82

Primero abrís una vía entre los piornos para comunicar la nueva fosa con la primera. Solo hay un par de hachas disponibles, así que utilizáis también los azadones. Los levantáis sollozantes muy por encima de vuestras cabezas y los lanzáis con fuerza contra las bases de los grandes arbustos, como si quisierais meterlos por debajo de las suelas de vuestras botas. Los filos se traban en la madera húmeda y fibrosa y es preciso sacarlos de allí a patadas o a golpes de pico. Hubieran hecho falta yuntas de bueyes para desarraigar por completo aquellos arbustos de gruesas raíces, agarrados al suelo con la obstinación de los hambrientos.

Vais trasladando los cuerpos por entre los tocones astillados. La mayor parte de ellos tienen los ojos cubiertos. Algunos con pañuelos y otros con sus propias ropas. En la superficie de la montaña solo hay hombres, los últimos en morir, por haber sido los encargados de llenar la fosa que ellos mismos habían tenido que abrir previamente. Luego, mezclados, llegan las mujeres, los ancianos y los niños.

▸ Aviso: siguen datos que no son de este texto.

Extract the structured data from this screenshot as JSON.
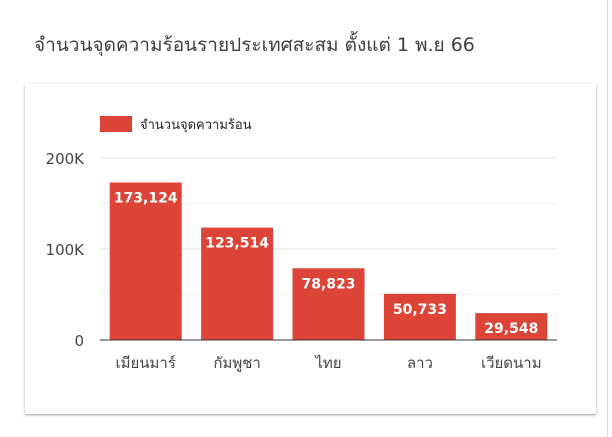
{
  "chart_data": {
    "type": "bar",
    "title": "จำนวนจุดความร้อนรายประเทศสะสม ตั้งแต่ 1 พ.ย 66",
    "categories": [
      "เมียนมาร์",
      "กัมพูชา",
      "ไทย",
      "ลาว",
      "เวียดนาม"
    ],
    "series": [
      {
        "name": "จำนวนจุดความร้อน",
        "values": [
          173124,
          123514,
          78823,
          50733,
          29548
        ],
        "labels": [
          "173,124",
          "123,514",
          "78,823",
          "50,733",
          "29,548"
        ],
        "color": "#db4437"
      }
    ],
    "y_ticks": [
      "0",
      "100K",
      "200K"
    ],
    "y_tick_values": [
      0,
      100000,
      200000
    ],
    "ylim": [
      0,
      200000
    ],
    "grid": true,
    "legend": "top-left",
    "colors": {
      "bar": "#db4437",
      "grid": "#e0e0e0",
      "axis": "#333333",
      "tick_text": "#444444",
      "data_label": "#ffffff"
    }
  }
}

Es vergonzoso trajinar con los cadáveres semidesnudos de aquellos que han sido vuestros vecinos. Llevar al panadero agarrado por las perneras, con el compañero de faena enfrente, que camina de espaldas y llora. Ver el rostro de aquel hombre, en su mitad desaparecido, e, inconscientemente, recomponer sus facciones con lo cotidiano. En su horno se cuece el pan y se asan los corderos en los días festivos. Las familias se los llevan y él les unta la piel con sebo. No estáis preparados para la visión del interior, de las sustancias que rellenan los cuerpos y los animan. Cuerpos ahora exánimes. Extraordinariamente pesados y escurridizos. Agarrarlos de los tobillos y de las axilas y llevarlos hasta los bordes de la fosa. Disponerlos de manera que el nuevo agujero pueda acogerlos a todos. Eso es lo que se espera de vosotros.

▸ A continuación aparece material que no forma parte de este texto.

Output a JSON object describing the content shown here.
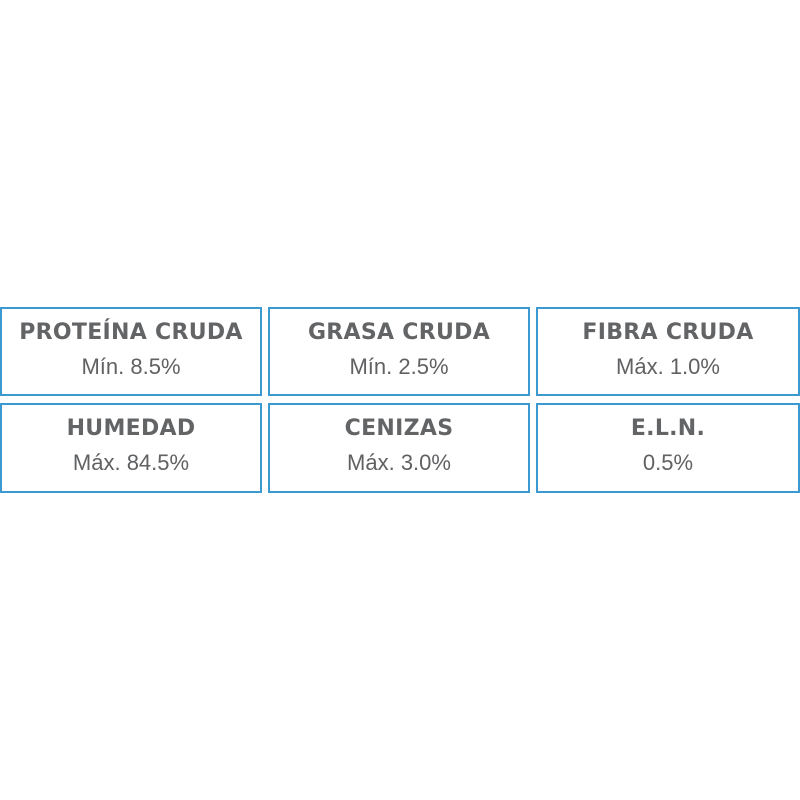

A mediodía, uno de los hombres, un trabajador de la bodega, reconoce el rostro de su padre. El grito escalofriado del hijo se eleva por encima de las copas de las encinas. Arrodillado, se abraza al cuerpo inerte. Une su pecho al de su padre, que sumerge sus manos en ese mar desnudo. El hijo con la boca entreabierta y la respiración atascada. Algunos hombres le rodean e inmediatamente reconocen al muerto. Uno de los cautivos pone su mano sobre el hombro del hijo, primero como forma de consuelo, pero al poco, para intentar que suelte el cuerpo. El hombre se resiste y tienen que ser los otros quienes le arranquen al padre de los brazos.